At its most basic, you can use Python as a simple calculator, with operations you'll easily recognize:

In [1]:
3 + 4 # this is a commment. When you run this code cell, you will see the answer displayed below the cell

7

Note that in this case, the result of the operation prints to the notebook as output below the code cell above. 



In [2]:
4/3 # when you run this code cell, you will see the answer displayed below the cell

1.3333333333333333

Order of operations in Python follows the mnemonic we all learned (remember?) back in grade school, PEMDAS: Parentheses, Exponents, Multiplication and Division, Addition and Subtraction.  Note that in Python, the exponential operator is `**` (this differs from other languages).
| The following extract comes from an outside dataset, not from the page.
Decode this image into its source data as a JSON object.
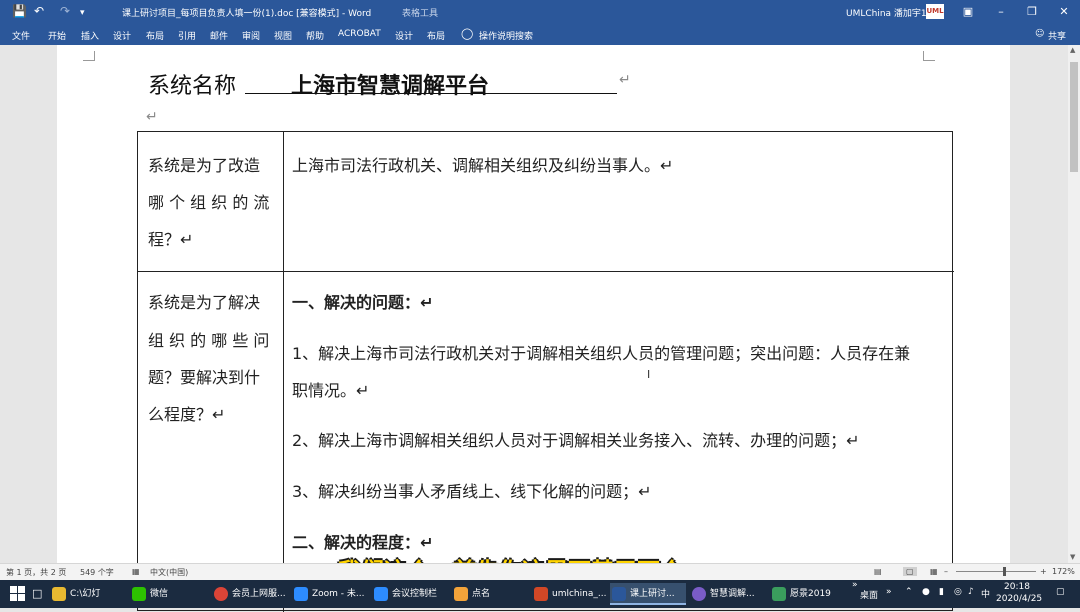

**Your turn!** Spend some time in the space below adding parentheses or changing operators to see how this order of operations works (and, of course, changes the result):

In [3]:
(3 - 4) ** (3* 4)

1

## Variables

Like other programming languages, you can also use **variables** to stand in for numbers and then perform operations on those:

In [4]:
a = 3
b = 4

a+b  # when you run this code cell, you will see the answer displayed below the cell

7

In [5]:
b/a

1.3333333333333333

In [6]:
b * a

12

You can also do comparisons with variables (more on this later in the notebook):

In [7]:
a < b # asks if a is less than b

True

In [8]:
a == b # asks if a and b are equal

False

You can also assign the answer to an equation with variable (or numbers) to another variable.  Here we also use the `print` function to have the result displayed after the code block:

In [9]:
c = b * a
print(c) # when you assign the answer to an equation to a variable, the answer doesn't automatically print to the notebook

12


Python also allows you to assign multiple values at once.  For example:

In [10]:
x, y, z = 1, 2, 3
print(x)
print(y)
print(z)

1
2
3


You can also return multiple values on a single line in a similar way:

In [11]:
x, y # will return (1, 2) as output from this cell

(1, 2)

## Data Types

Data types in Python are important to understand, as each has a set of properties that determine how they can be used and how they interact.  The basic data types are:

* `int`: Integers, or whole numbers
* `float`: Floating point numbers, or real numbers (those which decimals)
* `str`: Strings, or text data
* `list`: A sequence of values with specific properties 
* `tuple`: Another sequence of values with specific properties different from a `list` 
* `dict`: Dictionaries, which map a given `key` to a given `value`
* `bool`: Boolean values - essentially, True or False 

So far in this notebook we've looked at the first two in the list, which so far we've simply viewed as individual numbers, or what we might call **Numeric data types**, and some basic ways you can operatre on them.  Numeric data type includes integers (`int`) as well as floats (`float`, or floating precision numbers e.g. numbers with decimals).  They could also be complex numbers, although for our purposes it seldom will occur in this class.  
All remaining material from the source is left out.